Example 2: While this model is able to learn with a decreasing loss and improved performance with more epochs

torch.random.manual_seed(0)
num_data = 1000
input_dim = 100
num_classes = 72

mlp = nn.Sequential(
    nn.Linear(input_dim, 128), 
    nn.GELU(),
    nn.Linear(128, 128),
    nn.GELU(),
    nn.Linear(128, num_classes)
)
mlp.train()

inputs = torch.randn((num_data, input_dim))
outputs = torch.randint(0, num_classes, (num_data,))

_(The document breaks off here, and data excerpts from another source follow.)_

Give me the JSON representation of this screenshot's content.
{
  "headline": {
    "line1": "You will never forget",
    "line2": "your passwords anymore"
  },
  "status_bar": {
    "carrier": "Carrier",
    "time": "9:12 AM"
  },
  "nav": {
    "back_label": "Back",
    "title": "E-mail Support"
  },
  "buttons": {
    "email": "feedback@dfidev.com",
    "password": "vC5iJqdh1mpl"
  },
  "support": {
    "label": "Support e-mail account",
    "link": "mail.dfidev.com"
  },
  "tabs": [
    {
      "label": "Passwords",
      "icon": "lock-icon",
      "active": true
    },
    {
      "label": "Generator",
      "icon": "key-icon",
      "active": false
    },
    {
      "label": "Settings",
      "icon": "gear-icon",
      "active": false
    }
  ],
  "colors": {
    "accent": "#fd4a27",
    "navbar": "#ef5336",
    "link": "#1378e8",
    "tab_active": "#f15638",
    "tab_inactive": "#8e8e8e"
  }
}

optimizer = torch.optim.Adam(mlp.parameters(), lr=1e-3)
outputs_to_value = torch.linspace(-torch.pi, torch.pi, num_classes)
outputs_to_value = torch.stack([torch.cos(outputs_to_value), torch.sin(outputs_to_value)], dim=-1)

for epoch in range(1000):
    optimizer.zero_grad()

    logits = mlp(inputs)
    sample = F.gumbel_softmax(logits, tau=1, hard=True, dim=-1)
    sample.retain_grad()
    sample_values = sample @ outputs_to_value

    loss = F.mse_loss(sample_values, outputs_to_value[outputs])
    loss.backward(retain_graph=True)

    if epoch == 0 or (epoch + 1) % 100 == 0:
        print(f'Epoch {epoch} Loss: {loss.item()}')
        print(f'\t Grad Sum: {sample.grad.abs().sum()}')

    optimizer.step()

print("Prediction Counts:")
print(scatter(torch.ones(logits.shape[0]), logits.argmax(dim=-1), dim=0, reduce='sum', dim_size=num_classes))
print("Labels Counts:")
print(scatter(torch.ones(outputs.shape[0]), outputs, dim=0, reduce='sum', dim_size=num_classes))

Example 2 Outputs:

Epoch 0 Loss: 0.9673473834991455
	 Grad Sum: 56.99043655395508
Epoch 99 Loss: 0.5496492981910706
	 Grad Sum: 39.74175262451172
Epoch 199 Loss: 0.11724147200584412
	 Grad Sum: 17.508560180664062
Epoch 299 Loss: 0.07937148213386536
	 Grad Sum: 14.189104080200195
Epoch 399 Loss: 0.06150461733341217
	 Grad Sum: 12.445345878601074
Epoch 499 Loss: 0.04786432906985283
	 Grad Sum: 11.127017974853516
Epoch 599 Loss: 0.04411398246884346
	 Grad Sum: 10.569339752197266
Epoch 699 Loss: 0.0373353511095047
	 Grad Sum: 9.741028785705566
Epoch 799 Loss: 0.03433249145746231
	 Grad Sum: 9.20258617401123
Epoch 899 Loss: 0.02726987563073635
	 Grad Sum: 8.206332206726074
Epoch 999 Loss: 0.0253863837569952
	 Grad Sum: 8.08150577545166
Prediction Counts:
tensor([ 0.,  0., 24.,  0., 35.,  2.,  4.,  0., 15., 16., 42.,  0.,  0.,  2.,
        60.,  0.,  6., 17.,  1., 19., 24., 17.,  0., 15.,  0., 32., 33., 16.,
         0.,  0.,  0., 66.,  0.,  0., 38.,  0.,  8.,  1.,  4., 30., 45.,  2.,
         0., 31.,  6., 16.,  0., 50., 10.,  1., 14.,  0.,  0.,  8., 16., 40.,
        17.,  1., 18., 35.,  0.,  7.,  0.,  9., 25.,  0., 57.,  2.,  1.,  0.,
        62.,  0.])
Labels Counts:
tensor([16.,  8., 11., 11., 10.,  9., 15., 17., 12., 21., 13., 11., 10., 13.,
        15., 15., 15., 20.,  9., 14., 13., 16., 14., 14., 15., 14., 18., 13.,
        16., 19., 13., 13., 18.,  9., 11., 16., 16., 13., 10., 20., 18., 11.,
        20., 13., 12., 13., 17., 15., 10., 17., 13.,  4., 16., 16.,  8., 12.,
        17., 20., 14., 16., 10., 13.,  8., 12., 16., 21., 22., 15., 10., 10.,
        14., 11.])

I know the issue likely lies in the magnitudes of the gradients from F.gumbel_softmax as they differ between the two but I’m having trouble seeing why this would make such a large difference. Am I missing something obvious? Any insight would be appreciated!